KUA-PPAS Cimahi Muncul Angka Rp 1,2 Triliun, Tapi......

Penulis : Fery Bangkit 
Wakil Wali Kota Cimahi, Ngatiyana Menyampaikan Kebijakan Umum Anggaran-Prioritas dan Plafon Anggaran Sementara (KUA-PPAS) untuk Anggaran Pendapatan dan Belanja Daerah (APBD) Tahun 2020 beberapa waktu lalu.
Wakil Wali Kota Cimahi, Ngatiyana Menyampaikan Kebijakan Umum Anggaran-Prioritas dan Plafon Anggaran Sementara (KUA-PPAS) untuk Anggaran Pendapatan dan Belanja Daerah (APBD) Tahun 2020 beberapa waktu lalu. [ferybangkit]

Limawaktu.id - Pembahasan Kebijakan Umum Anggaran-Prioritas dan Plafon Anggaran Sementara (KUA-PPAS) untuk Anggaran Pendapatan dan Belanja Daerah (APBD) Tahun 2020 rampung dilakukan Pemkot bersama DPRD Cimahi.

Berdasarkan hasil pembahasan itu, kata Kepala Badan Pengelola Keuangan dan Aset Daerah (BPKAD) Kota Cimahi, Achmad Nuryana, nilai awal anggaran Tahun 2020 mencapai Rp 1,2 triliun.

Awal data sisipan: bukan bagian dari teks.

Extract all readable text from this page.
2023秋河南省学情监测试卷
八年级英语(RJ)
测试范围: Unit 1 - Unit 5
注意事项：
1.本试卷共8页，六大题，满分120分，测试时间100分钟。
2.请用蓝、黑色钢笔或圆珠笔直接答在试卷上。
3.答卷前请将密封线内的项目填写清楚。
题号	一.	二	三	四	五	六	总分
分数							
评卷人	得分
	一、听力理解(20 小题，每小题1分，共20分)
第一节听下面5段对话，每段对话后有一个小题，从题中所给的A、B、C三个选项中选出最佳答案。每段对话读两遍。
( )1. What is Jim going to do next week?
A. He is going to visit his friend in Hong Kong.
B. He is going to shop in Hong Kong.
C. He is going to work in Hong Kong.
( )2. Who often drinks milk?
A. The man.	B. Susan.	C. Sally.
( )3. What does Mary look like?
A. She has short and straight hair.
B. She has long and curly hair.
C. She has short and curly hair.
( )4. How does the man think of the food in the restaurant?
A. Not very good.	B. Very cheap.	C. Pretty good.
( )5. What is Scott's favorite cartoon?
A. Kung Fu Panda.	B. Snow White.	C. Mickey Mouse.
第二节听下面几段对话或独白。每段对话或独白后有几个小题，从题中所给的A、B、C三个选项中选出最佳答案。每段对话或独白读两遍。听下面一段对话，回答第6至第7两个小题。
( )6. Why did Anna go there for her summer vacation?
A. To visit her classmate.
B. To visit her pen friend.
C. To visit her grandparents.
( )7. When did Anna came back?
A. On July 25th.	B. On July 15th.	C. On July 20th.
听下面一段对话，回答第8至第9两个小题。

Jumlah sementara itu baru mencakup Dana Alokasi Umum (DAU) dan Pendapatan Asli Daerah (PAD).

"Sementara ini Rp 1,2 triliun. Jadi kita hanya mencantumkan DAU dulu sama PAD yang relatif sama angkanya," terangnya saat ditemui di Pemkot Cimahi, Jalan Rd. Hardjakusumah, Selasa (30/7/2019).

Dikatakannya, jika nilai KUA-PPAS itu sudah ditambahkan dengan sumber dana lainnya, seperti Dana Insentif Daerah (DID), Dana Bagi Hasil (DBH) dan dana kelurahan dari pemerintah pusat, serta bantuan dari Pemerintah Provinsi Jawa Barat, dipastikan angkanya akan naik.

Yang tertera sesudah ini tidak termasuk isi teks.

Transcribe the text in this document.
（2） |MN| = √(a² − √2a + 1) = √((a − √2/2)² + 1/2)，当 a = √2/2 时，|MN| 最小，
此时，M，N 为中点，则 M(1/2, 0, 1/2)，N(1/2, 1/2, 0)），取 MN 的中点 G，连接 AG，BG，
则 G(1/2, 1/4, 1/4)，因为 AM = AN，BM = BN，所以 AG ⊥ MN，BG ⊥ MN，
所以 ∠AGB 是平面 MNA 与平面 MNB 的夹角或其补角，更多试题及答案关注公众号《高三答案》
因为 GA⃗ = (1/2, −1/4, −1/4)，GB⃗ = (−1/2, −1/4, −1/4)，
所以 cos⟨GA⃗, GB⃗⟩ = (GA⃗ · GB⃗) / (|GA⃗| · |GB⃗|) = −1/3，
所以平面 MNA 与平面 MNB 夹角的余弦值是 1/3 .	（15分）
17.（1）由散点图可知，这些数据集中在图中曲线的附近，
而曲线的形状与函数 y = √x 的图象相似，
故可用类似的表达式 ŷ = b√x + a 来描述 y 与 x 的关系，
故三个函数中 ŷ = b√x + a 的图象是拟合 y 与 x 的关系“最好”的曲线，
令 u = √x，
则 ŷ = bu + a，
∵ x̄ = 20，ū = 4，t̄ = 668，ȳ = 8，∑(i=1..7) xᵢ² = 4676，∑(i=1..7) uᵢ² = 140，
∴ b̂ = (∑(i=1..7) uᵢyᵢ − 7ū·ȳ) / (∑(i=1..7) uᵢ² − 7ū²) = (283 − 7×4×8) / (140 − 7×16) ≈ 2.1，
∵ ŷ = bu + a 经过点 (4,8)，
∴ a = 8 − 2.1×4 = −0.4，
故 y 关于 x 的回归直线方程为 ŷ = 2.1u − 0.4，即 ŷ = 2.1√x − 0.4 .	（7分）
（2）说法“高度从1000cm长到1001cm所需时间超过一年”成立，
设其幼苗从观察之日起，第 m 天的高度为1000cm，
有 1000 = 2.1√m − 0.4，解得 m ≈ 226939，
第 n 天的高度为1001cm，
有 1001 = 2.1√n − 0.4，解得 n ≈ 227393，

"Nanti akan naik kalau DID, DBH sudah muncul. Kita menunggu penetapan APBN 2020, Agustus. Kita harap cemas, semoga lebih besar," kata Achmad.

Menurut Achmad, nilai APBD Kota Cimahi Tahun Anggaran (TA) 2020 sepertinya tidak akan berbeda jauh dengan TA 2019. Nilai APBD tahun ini mencapai Rp 1,7 triliun yang didapat dari berbagai sumber.

"Jadi kalau mengacu ke DAU, pendapatan daerah relatif sama dengan tahun kemarin. Kita berharap bantuan dari provinsi lebih besar," ucapnya.

Untuk tahapan KUA-PPAS yang memunculkan angka Rp 1,2 triliun (belum termasuk sumber dana lainnya), lanjut Achmad, akan dilanjutkan ke dalam Rencana Rencana Kerja dan Anggaran (RKA) Satuan Kerja Perangkat Daerah (SKPD) di lingkungan Pemkot Cimahi.

"Nyusun dulu RKA dari masing SKPD, nanti ditampung dalam konsep RAPBD (Rancangan APBD). RAPBD ketok palu dengan dewan, baru ke provinsi dievaluasi," terangnya.

Pemkot Cimahi hanya memiliki waktu sampai 30 November untuk menyelesaikan RAPBD Tahun 2020 itu melalui pengesahan dan kesepakatan bersama DPRD Kota Cimahi. Jika melenceng, kemungkinan akan ada sanksi dari pemerintah pusar.

"Kalau gak beres, kena sanksi penundaan DAU. Tapi kita mah tepat waktu, harus," tandasnya.